COCAINE worth an estimated £500,000 was found in a van which police officers stopped on the M6 near Southwaite.
At Carlisle Crown Court, the 28-year-old man who was a passenger in the VW van was sentenced following his guilty plea – entered the day after he was caught – to possessing the Class A drug with intent to supply.
Police became suspicious because both Alexander Ross and the driver of the van appeared to be unusually nervous as officers spoke to them, the court was told.
They gave the police differing accounts for the reason behind their journey, it was heard.
The prosecutor said police stopped the van on the southbound carriageway between Junctions 40 and 41 at 10.30am on August 2.
“Both men were singularly nervous,” said the prosecutor. “As a result of that, police searched the rear of the panel van and found five separate vacuum-wrapped packs of cocaine.”
The purity of the cocaine ranged from 56 per cent to 78 per cent, and each package had an estimated street value of £100,000. The prosecutor said the amount of the Class A drug involved suggested Ross was a “trusted” courier.
The defendant also had a message on his phone from his criminal contact asking him to “not say anything to the other lad” – thought to be a reference to the van's driver.
The police did not take any action against the driver. The prosecutor said that, after his arrest, Ross appeared to be remarkably honest, admitting that he was due to be paid £5,000 for his day’s work.

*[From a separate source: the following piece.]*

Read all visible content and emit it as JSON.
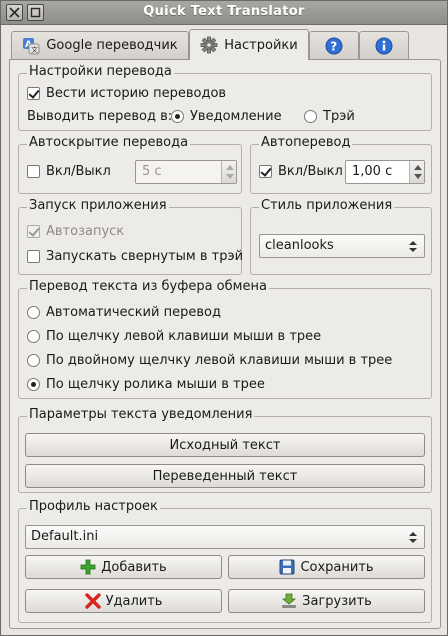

He entered a guilty plea to the offence as soon as he appeared in the magistrates court.
It also emerged, the court heard, that Ross's crime bosses had entrusted him with a password that he was to ask for from the person who was due to receive the drugs.
The prosecutor added: “He’s 28 and has no relevant previous convictions, apart from for excess alcohol in 2014. It is in the interests of an organised crime group to engage somebody who is not on the police radar.”
Jeff Smith, defending, took up this point, saying that employing a person such as Ross would be an attractive prospect for the people who were dealing drugs on the scale involved.
While £5,000 was a significant reward, Ross had thrown away one of the best parts of his life through his actions.
“He was still young enough to do anything he wants but by virtue of this conviction he has really ruined the rest of his life,” observed Mr Smith. “The only argument is about how long he must go to prison for.”
The court heard that Ross’s partner was a teacher, the mother of two children. But he had “got in with the wrong crowd” and was using drugs.
Recorder Mark Ainsworth told Ross, whose address was given as Sunniside, Middlesbrough: “It’s puzzling how somebody in your circumstances finds yourself involved in such a serious criminal enterprise.
“You have no relevant previous convictions; your partner is a teacher and she has two children. Yet somehow you found yourself mixing with the wrong crowd and so found yourself embroiled in this enterprise.
“It may be that it was through the use of cocaine over the years that you became involved with them. You have used cocaine heavily in recent times.”
Recorder Ainsworth said the courts take Class A drugs offending so seriously because they wreck lives, relationships and cause havoc in people’s working lives. “They cause misery, and that is why the courts take such a dim view,” added the Recorder.
He jailed Ross for five years and four months.